La Tappa: Era una tappa disegnata per i velocisti questa entree di Nizza per la prima delle sue 3 tappe del Tour che sosterà in Costa Azzurra in questi primi giorni di gara.

Pronti via e come da miglior tradizione francese in 3 attaccavano da subito il gruppo. 3 uomini Michael Schär (CCC Team), Fabien Grellier (Total Direct Energie) e Cyril Gautier (B&B Hotels-Vital Concept) diventavano i primi fuggitivi di questa 107esima edizione del Tour. La pioggia rendeva molto più dura e pericolosa la tappa, con molte scivolate sull’asfalto di numerosi ciclisti sulla strada viscida. In tanti toccavano l’asfalto della Costa Azzurra, Quintana, George Bennett, Nizzolo, Colbrelli, Ewan, Porte, Alaphilippe, Sam Bennett, Miguel Angel Lopez e Sivakov di cui bisognerà controllare le condizioni domani prima della partenza della seconda tappa. Il gruppo negli ultimi 50 km rallentava di molto l’andatura dopo un tacito accordo tra i corridori. Negli ultimi 8 km rettilinei della Promenade des Anglais, le squadre dei velocisti rilanciavano l’andatura.

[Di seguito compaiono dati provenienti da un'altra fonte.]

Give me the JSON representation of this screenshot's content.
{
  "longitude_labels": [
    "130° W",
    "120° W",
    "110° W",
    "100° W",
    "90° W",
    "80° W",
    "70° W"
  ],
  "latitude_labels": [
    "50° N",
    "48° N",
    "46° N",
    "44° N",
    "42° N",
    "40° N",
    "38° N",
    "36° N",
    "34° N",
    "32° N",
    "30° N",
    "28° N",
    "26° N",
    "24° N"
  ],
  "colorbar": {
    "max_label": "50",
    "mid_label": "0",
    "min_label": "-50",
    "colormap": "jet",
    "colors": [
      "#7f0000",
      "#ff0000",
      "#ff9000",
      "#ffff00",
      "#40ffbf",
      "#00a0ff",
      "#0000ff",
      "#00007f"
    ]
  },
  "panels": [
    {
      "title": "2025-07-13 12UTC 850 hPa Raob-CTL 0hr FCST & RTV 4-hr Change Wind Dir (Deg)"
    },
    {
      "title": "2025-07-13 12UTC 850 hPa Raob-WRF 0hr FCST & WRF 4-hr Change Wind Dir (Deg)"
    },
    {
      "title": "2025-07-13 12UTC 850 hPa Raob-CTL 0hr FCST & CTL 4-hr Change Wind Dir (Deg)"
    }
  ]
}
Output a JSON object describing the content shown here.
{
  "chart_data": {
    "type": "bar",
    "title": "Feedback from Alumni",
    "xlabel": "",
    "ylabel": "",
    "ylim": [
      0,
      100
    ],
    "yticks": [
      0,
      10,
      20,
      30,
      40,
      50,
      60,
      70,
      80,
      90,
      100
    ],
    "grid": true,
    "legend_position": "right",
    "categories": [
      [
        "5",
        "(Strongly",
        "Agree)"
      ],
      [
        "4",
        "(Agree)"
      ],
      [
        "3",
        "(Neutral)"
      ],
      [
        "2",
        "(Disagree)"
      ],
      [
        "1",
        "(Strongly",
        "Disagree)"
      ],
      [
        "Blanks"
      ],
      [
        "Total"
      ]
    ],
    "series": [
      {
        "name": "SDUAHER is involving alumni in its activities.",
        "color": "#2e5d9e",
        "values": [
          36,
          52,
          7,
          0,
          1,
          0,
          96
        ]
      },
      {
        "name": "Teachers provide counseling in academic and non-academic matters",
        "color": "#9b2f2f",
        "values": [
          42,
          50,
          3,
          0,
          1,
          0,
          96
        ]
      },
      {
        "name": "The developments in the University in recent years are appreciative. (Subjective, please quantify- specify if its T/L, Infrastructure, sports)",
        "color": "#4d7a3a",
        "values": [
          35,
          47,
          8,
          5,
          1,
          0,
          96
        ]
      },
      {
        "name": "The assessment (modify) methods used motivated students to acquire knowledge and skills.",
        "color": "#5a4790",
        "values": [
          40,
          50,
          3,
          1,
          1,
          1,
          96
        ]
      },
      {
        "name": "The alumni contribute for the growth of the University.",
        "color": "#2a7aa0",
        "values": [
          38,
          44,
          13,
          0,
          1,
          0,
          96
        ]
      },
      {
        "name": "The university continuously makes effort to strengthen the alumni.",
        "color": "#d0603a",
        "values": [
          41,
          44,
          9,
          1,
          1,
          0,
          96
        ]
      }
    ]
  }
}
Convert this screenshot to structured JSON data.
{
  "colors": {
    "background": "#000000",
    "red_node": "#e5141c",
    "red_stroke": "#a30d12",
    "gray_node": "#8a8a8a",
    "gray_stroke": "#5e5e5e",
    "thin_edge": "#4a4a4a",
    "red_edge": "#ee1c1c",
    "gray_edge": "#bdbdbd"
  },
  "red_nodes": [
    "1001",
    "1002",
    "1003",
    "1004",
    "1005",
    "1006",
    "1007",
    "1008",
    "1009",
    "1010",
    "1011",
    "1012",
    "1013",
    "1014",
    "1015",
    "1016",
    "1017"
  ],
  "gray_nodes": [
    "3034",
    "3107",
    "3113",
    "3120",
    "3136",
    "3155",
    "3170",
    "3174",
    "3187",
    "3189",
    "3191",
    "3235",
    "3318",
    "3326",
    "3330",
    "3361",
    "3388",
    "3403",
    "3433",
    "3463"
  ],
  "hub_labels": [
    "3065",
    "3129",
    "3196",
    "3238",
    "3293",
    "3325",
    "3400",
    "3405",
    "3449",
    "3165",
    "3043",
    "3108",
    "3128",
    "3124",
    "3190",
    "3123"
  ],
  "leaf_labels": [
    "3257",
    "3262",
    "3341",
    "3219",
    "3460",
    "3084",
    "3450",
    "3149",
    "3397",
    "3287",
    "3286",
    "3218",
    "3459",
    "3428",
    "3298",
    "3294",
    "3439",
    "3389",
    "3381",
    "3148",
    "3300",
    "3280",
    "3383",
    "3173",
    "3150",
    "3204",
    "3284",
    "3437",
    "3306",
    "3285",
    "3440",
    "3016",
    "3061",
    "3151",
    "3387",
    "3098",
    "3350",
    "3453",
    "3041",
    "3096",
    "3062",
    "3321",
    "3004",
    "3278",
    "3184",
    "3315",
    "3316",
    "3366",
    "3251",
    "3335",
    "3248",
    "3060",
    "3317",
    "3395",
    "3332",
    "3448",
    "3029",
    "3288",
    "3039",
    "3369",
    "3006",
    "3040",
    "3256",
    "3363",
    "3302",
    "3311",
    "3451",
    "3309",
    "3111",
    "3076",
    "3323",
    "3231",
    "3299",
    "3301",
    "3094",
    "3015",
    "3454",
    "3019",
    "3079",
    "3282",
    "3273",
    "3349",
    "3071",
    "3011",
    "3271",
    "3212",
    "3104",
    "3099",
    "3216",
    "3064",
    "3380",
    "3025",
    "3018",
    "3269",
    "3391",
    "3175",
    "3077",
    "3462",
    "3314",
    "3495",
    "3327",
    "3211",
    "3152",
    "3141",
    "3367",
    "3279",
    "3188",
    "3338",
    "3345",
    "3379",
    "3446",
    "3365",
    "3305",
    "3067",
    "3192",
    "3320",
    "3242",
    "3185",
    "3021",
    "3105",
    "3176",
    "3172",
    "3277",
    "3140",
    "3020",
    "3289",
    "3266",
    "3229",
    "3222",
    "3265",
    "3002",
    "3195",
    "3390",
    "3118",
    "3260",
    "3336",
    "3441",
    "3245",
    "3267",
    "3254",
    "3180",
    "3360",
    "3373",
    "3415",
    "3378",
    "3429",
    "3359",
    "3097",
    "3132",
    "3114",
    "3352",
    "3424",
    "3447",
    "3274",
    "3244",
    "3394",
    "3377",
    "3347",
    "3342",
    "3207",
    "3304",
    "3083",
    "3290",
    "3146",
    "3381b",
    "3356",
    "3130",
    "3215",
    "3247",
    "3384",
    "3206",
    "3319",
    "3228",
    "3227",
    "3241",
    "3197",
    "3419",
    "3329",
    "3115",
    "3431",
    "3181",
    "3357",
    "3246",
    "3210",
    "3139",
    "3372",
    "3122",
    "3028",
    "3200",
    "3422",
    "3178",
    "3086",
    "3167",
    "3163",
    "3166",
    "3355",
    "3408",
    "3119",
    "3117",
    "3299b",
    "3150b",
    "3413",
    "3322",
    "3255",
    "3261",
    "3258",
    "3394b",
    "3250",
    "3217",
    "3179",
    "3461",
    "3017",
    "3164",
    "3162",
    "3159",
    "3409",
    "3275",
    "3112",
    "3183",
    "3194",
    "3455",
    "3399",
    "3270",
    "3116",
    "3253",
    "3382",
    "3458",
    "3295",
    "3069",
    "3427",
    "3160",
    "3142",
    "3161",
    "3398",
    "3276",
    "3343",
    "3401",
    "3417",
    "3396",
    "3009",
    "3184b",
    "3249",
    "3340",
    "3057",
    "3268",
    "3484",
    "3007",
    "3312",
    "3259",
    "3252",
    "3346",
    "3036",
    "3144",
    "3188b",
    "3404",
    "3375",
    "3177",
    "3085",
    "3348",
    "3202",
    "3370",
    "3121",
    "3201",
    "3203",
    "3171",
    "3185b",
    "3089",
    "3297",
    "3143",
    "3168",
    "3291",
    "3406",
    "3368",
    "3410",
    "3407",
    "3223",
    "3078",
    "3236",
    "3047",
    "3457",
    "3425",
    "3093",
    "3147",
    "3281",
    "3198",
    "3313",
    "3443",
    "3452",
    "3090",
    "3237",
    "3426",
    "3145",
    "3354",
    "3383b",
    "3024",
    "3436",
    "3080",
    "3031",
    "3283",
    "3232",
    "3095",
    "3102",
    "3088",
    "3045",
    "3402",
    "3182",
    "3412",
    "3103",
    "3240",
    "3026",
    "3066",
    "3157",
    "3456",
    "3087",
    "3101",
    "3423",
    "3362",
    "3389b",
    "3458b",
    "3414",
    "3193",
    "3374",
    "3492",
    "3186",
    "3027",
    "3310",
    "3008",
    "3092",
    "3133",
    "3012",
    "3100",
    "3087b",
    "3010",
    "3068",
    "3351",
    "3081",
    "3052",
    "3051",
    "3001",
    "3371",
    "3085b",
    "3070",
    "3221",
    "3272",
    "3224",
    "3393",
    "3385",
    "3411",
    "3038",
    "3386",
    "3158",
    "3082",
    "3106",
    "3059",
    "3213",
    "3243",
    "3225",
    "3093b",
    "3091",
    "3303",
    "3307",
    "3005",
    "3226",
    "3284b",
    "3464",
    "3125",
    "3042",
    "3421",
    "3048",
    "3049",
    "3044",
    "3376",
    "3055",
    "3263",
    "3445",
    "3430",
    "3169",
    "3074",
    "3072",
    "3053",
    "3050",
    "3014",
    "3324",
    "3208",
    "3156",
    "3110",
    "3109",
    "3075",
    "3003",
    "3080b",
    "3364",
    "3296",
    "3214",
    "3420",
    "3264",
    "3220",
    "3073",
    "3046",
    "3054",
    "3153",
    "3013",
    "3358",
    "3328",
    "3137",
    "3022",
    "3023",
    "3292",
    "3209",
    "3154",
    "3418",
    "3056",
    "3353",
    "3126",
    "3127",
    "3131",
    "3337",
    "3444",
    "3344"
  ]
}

La caduta finale: Ai 2900 metri dall’arrivo il gruppo di divideva in due dopo una caduta che coinvolgeva tantissimi atleti. Mentre Kristoff vinceva la tappa e diventava la prima maglia gialla, arrivavano attardati fermati dalla caduta, Bernal a 16″ dalla vetta, Quintana a 1’25”, più indietro Pinot, Aru, Valverde, Alaphilippe che usufruivano della neutralizzazione.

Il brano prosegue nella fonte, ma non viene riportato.